Carbon Black App Control (formerly Cb Protection)


How do Trusted Directories work and what are they used for?


App Control Server: All Supported Versions
App Control Agent: All Supported Versions


Trusted Directory usage is intended to augment the default deny capability of the App Control product.  It is intended to approve executable's in situations where a Custom Rule will not suffice to issue a Local Approval for a binary.  It is not intended as a way to catalogue the potential list of approved binaries used in an organization.  Large scale catalogue of hashes is already preserved on the server without using a Trusted Directory.  If a list of explicitly trusted binaries is desired, there are ways to obtain that using Custom Rules and reports on the App Control Server.
On an endpoint that crawls the Trusted Directory, the binaries in that Trusted Directory are actually catalogued twice:
  • Once to store in the Agent 's cache as an identified binary that resides on the local system.
  • Once as a trusted binary to report to the Server.  
The Agent must send each entry of a Trusted Directory to the Server as a report, and the Server must report that entry back to the Agent as a Hash Rule.

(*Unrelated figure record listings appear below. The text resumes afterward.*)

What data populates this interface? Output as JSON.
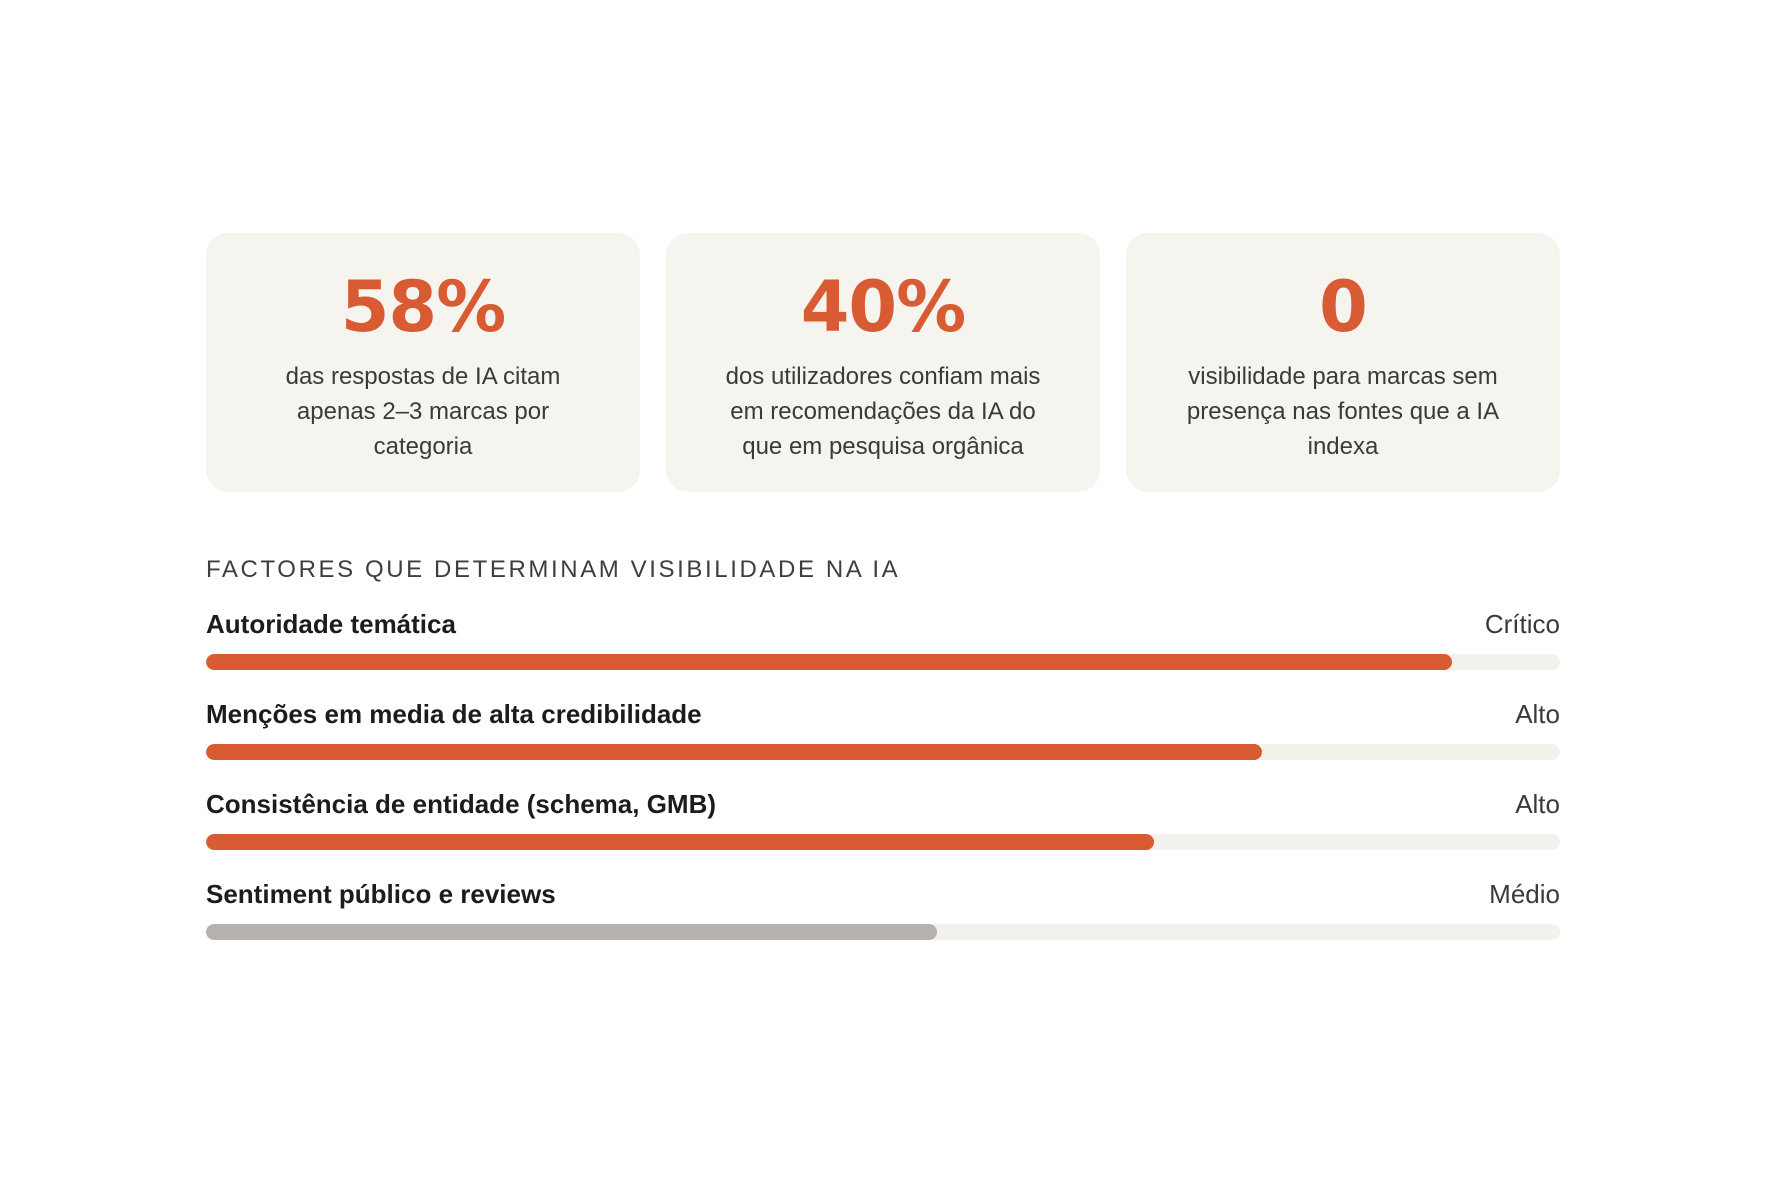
{
  "colors": {
    "accent": "#d95b33",
    "muted_bar": "#b5b2ad",
    "card_bg": "#f6f4ee",
    "track_bg": "#f3f1ec"
  },
  "stats": [
    {
      "value": "58%",
      "description": "das respostas de IA citam apenas 2–3 marcas por categoria"
    },
    {
      "value": "40%",
      "description": "dos utilizadores confiam mais em recomendações da IA do que em pesquisa orgânica"
    },
    {
      "value": "0",
      "description": "visibilidade para marcas sem presença nas fontes que a IA indexa"
    }
  ],
  "factors_section": {
    "title": "FACTORES QUE DETERMINAM VISIBILIDADE NA IA",
    "items": [
      {
        "label": "Autoridade temática",
        "level": "Crítico",
        "progress": 0.92,
        "color": "#d95b33"
      },
      {
        "label": "Menções em media de alta credibilidade",
        "level": "Alto",
        "progress": 0.78,
        "color": "#d95b33"
      },
      {
        "label": "Consistência de entidade (schema, GMB)",
        "level": "Alto",
        "progress": 0.7,
        "color": "#d95b33"
      },
      {
        "label": "Sentiment público e reviews",
        "level": "Médio",
        "progress": 0.54,
        "color": "#b5b2ad"
      }
    ]
  }
}
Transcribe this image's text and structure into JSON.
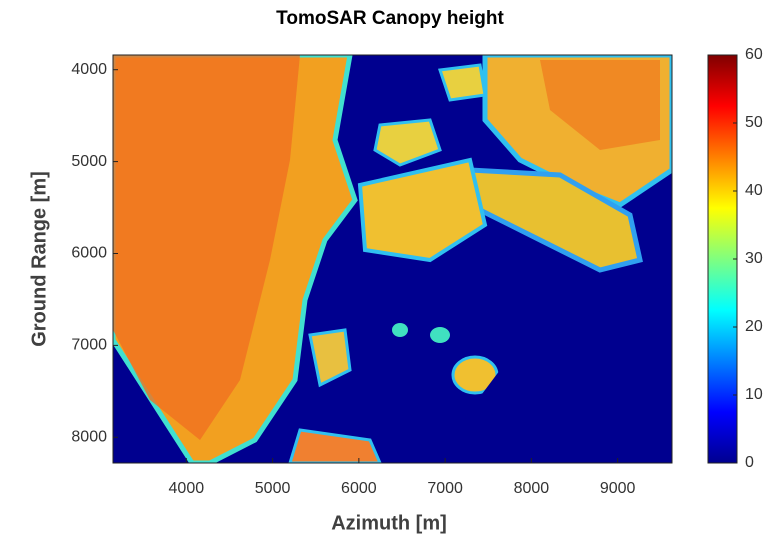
{
  "chart_data": {
    "type": "heatmap",
    "title": "TomoSAR Canopy height",
    "xlabel": "Azimuth [m]",
    "ylabel": "Ground Range [m]",
    "xlim": [
      3150,
      9630
    ],
    "xticks": [
      4000,
      5000,
      6000,
      7000,
      8000,
      9000
    ],
    "ylim": [
      3840,
      8280
    ],
    "yticks": [
      4000,
      5000,
      6000,
      7000,
      8000
    ],
    "y_reversed": true,
    "colormap": "jet",
    "clim": [
      0,
      60
    ],
    "cticks": [
      0,
      10,
      20,
      30,
      40,
      50,
      60
    ]
  }
}
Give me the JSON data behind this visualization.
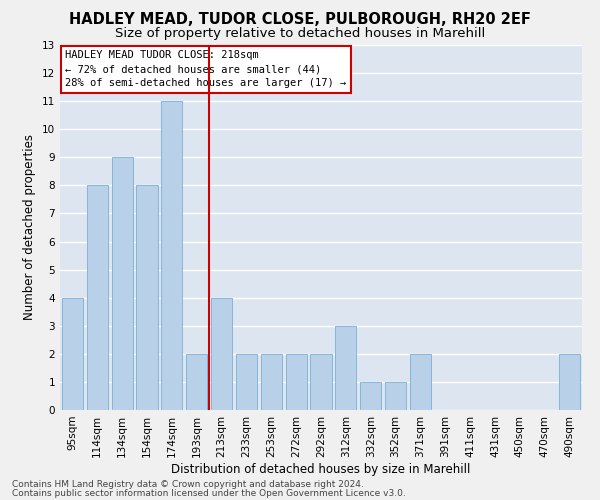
{
  "title": "HADLEY MEAD, TUDOR CLOSE, PULBOROUGH, RH20 2EF",
  "subtitle": "Size of property relative to detached houses in Marehill",
  "xlabel": "Distribution of detached houses by size in Marehill",
  "ylabel": "Number of detached properties",
  "categories": [
    "95sqm",
    "114sqm",
    "134sqm",
    "154sqm",
    "174sqm",
    "193sqm",
    "213sqm",
    "233sqm",
    "253sqm",
    "272sqm",
    "292sqm",
    "312sqm",
    "332sqm",
    "352sqm",
    "371sqm",
    "391sqm",
    "411sqm",
    "431sqm",
    "450sqm",
    "470sqm",
    "490sqm"
  ],
  "values": [
    4,
    8,
    9,
    8,
    11,
    2,
    4,
    2,
    2,
    2,
    2,
    3,
    1,
    1,
    2,
    0,
    0,
    0,
    0,
    0,
    2
  ],
  "bar_color": "#b8d0e8",
  "bar_edge_color": "#7aafd4",
  "vline_color": "#cc0000",
  "annotation_title": "HADLEY MEAD TUDOR CLOSE: 218sqm",
  "annotation_line1": "← 72% of detached houses are smaller (44)",
  "annotation_line2": "28% of semi-detached houses are larger (17) →",
  "annotation_box_color": "#cc0000",
  "ylim": [
    0,
    13
  ],
  "yticks": [
    0,
    1,
    2,
    3,
    4,
    5,
    6,
    7,
    8,
    9,
    10,
    11,
    12,
    13
  ],
  "footnote1": "Contains HM Land Registry data © Crown copyright and database right 2024.",
  "footnote2": "Contains public sector information licensed under the Open Government Licence v3.0.",
  "bg_color": "#dde6f0",
  "grid_color": "#ffffff",
  "fig_bg_color": "#f0f0f0",
  "title_fontsize": 10.5,
  "subtitle_fontsize": 9.5,
  "axis_label_fontsize": 8.5,
  "tick_fontsize": 7.5,
  "annotation_fontsize": 7.5,
  "footnote_fontsize": 6.5
}
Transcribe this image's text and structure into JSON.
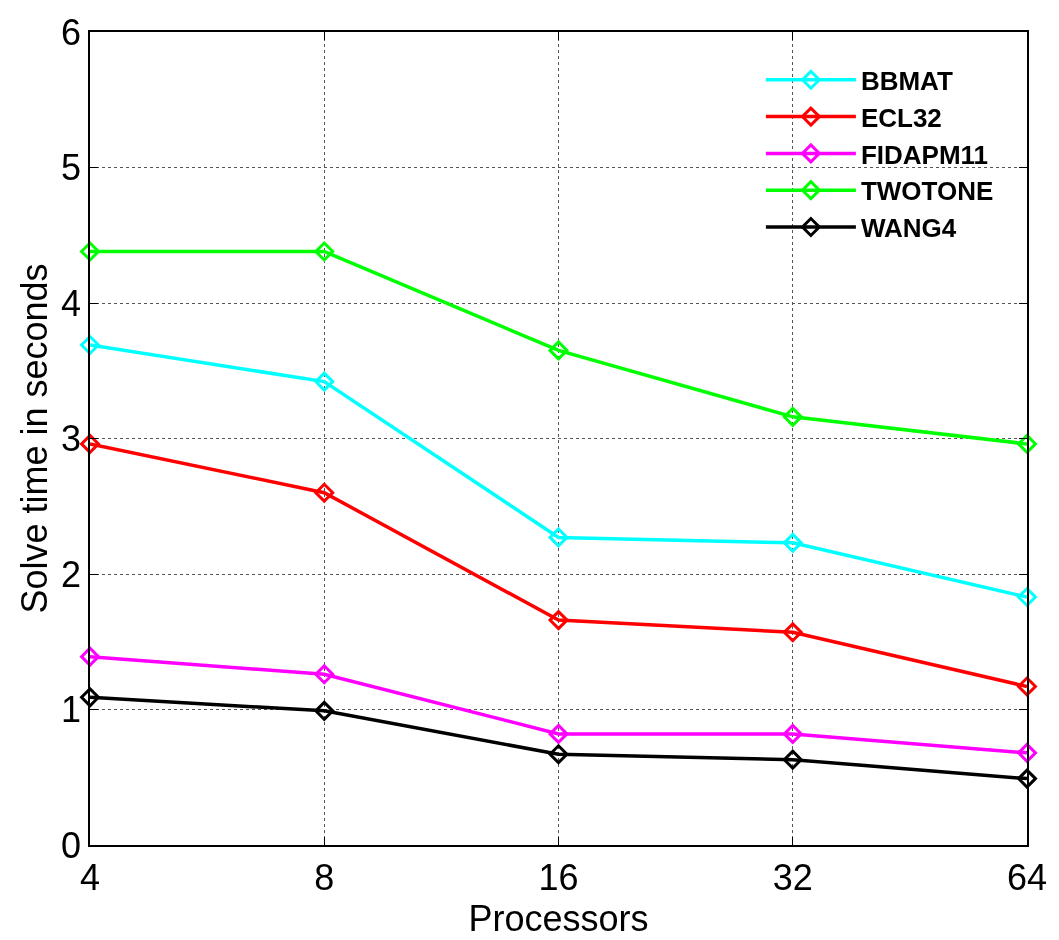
{
  "chart_data": {
    "type": "line",
    "xlabel": "Processors",
    "ylabel": "Solve time in seconds",
    "x": [
      4,
      8,
      16,
      32,
      64
    ],
    "log": "x",
    "xlim": [
      4,
      64
    ],
    "xticks": [
      4,
      8,
      16,
      32,
      64
    ],
    "ylim": [
      0,
      6
    ],
    "yticks": [
      0,
      1,
      2,
      3,
      4,
      5,
      6
    ],
    "grid": true,
    "legend": "top right",
    "marker": "diamond",
    "line_style": "solid",
    "series": [
      {
        "name": "BBMAT",
        "color": "#00ffff",
        "values": [
          3.69,
          3.42,
          2.27,
          2.23,
          1.83
        ]
      },
      {
        "name": "ECL32",
        "color": "#ff0000",
        "values": [
          2.96,
          2.6,
          1.66,
          1.57,
          1.17
        ]
      },
      {
        "name": "FIDAPM11",
        "color": "#ff00ff",
        "values": [
          1.39,
          1.26,
          0.82,
          0.82,
          0.68
        ]
      },
      {
        "name": "TWOTONE",
        "color": "#00ff00",
        "values": [
          4.38,
          4.38,
          3.65,
          3.16,
          2.96
        ]
      },
      {
        "name": "WANG4",
        "color": "#000000",
        "values": [
          1.09,
          0.99,
          0.67,
          0.63,
          0.49
        ]
      }
    ]
  }
}
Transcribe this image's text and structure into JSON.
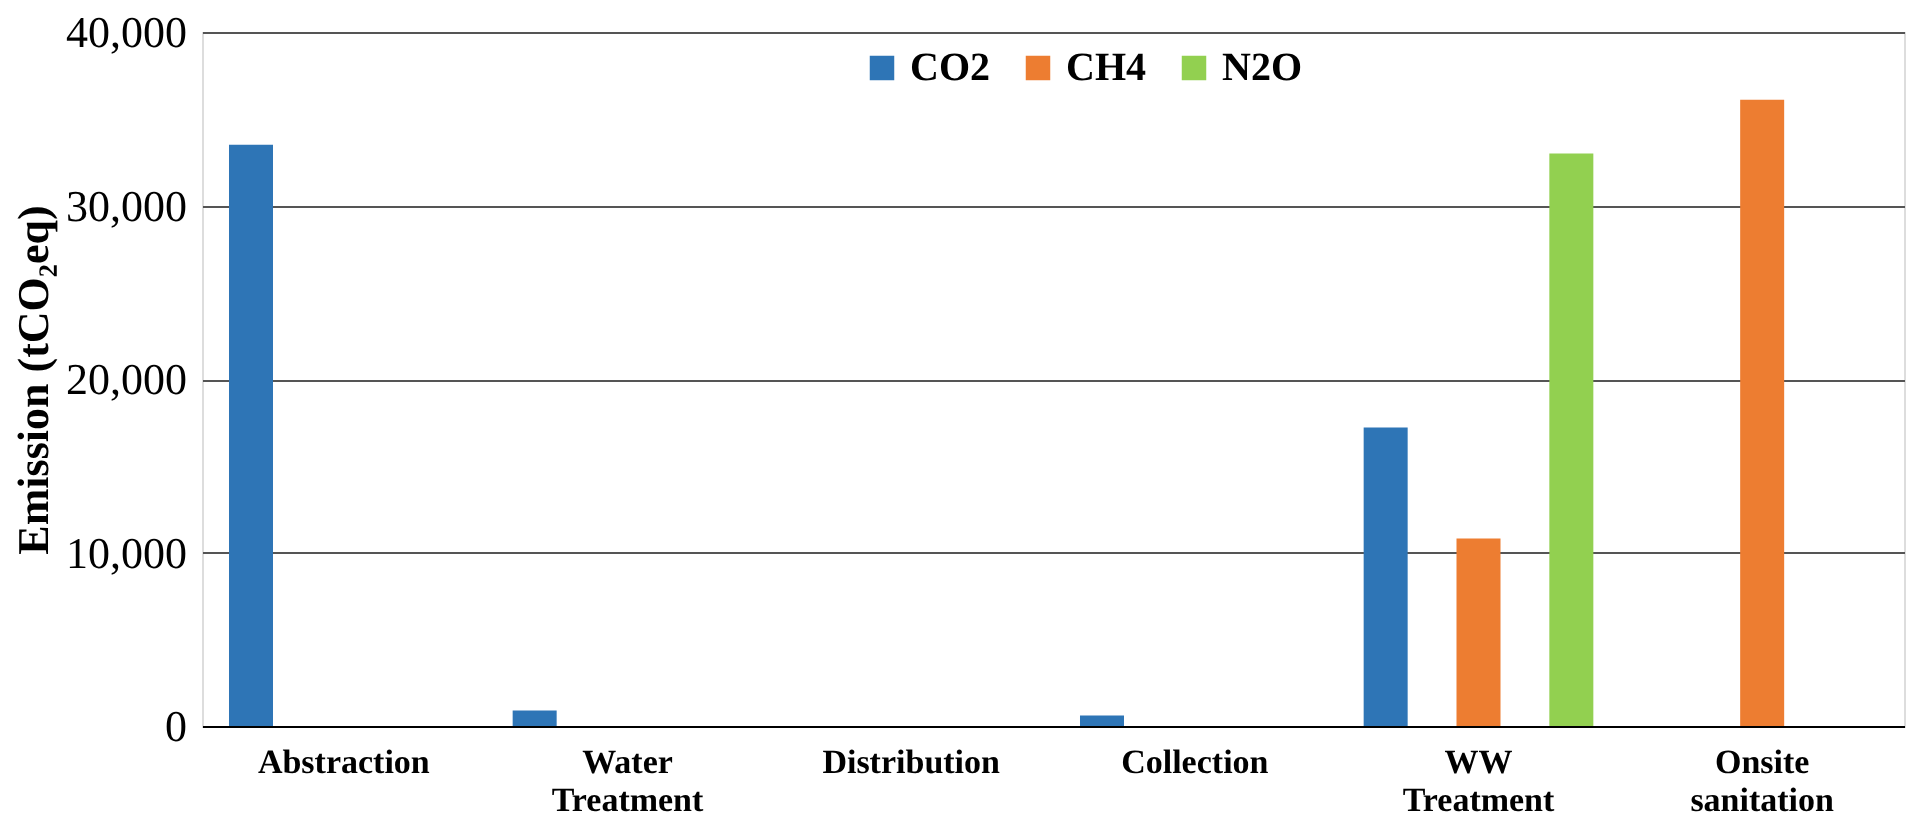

The information associated with a single cache entry, its hashes, metadata, approval state, discovery reason, etcetera can be upwards of 2 Kb of data.  The information to store the trusted binary report to the Server and the resulting Global Approval Rule can be upwards of 250 bytes.  This is reflected by the observation of the Trusted Directory crawler Agent on an endpoint, where it is consuming a large amount of Virtual Memory and has a total cache size (both database files and intermediate journaling files) that can be around the same size  With Agent tables of this size, query times drop to the level that cause a rise in contention.  As the Agent continues scanning entries from the Trusted Directory, it creates a large backlog of entries that add to the overall contention of the daemon.  The large memory consumption that results will further degrade performance as the process spends a large percentage of time page faulting. 
Even if the Trusted Directory Crawler Agent were able to scan an enormous amount of files (1 million files as an example) and report those to the Server; the implication is 250 Bytes x 1 million, or 250MB per endpoint minimum. Just to store the Global Approval Rules.  This could cause performance problems in general for all endpoints connected to that Server.

Additional Information

  • WIM files tend to be extremely large, scanning them will consume an inordinate amount of Disk Space/CPU Usage.
  • If scanning/approving WIM files is required, reference Pg 174 of the User Guide discussing 'Enabling Trusted Directory Approval of WIM Files'
  • Trusted Directory will approve files in both "Visibility" and "Control" modes. It will however not function if the enforcement of the agent it resides on is set to "Disabled"
  • Trusted Directories can only be configured on "permanently attached fixed media"
  • A Windows Agent will not find executables for other operating systems as, "Interesting" and an Agent will need to be configured for each Operating System in use.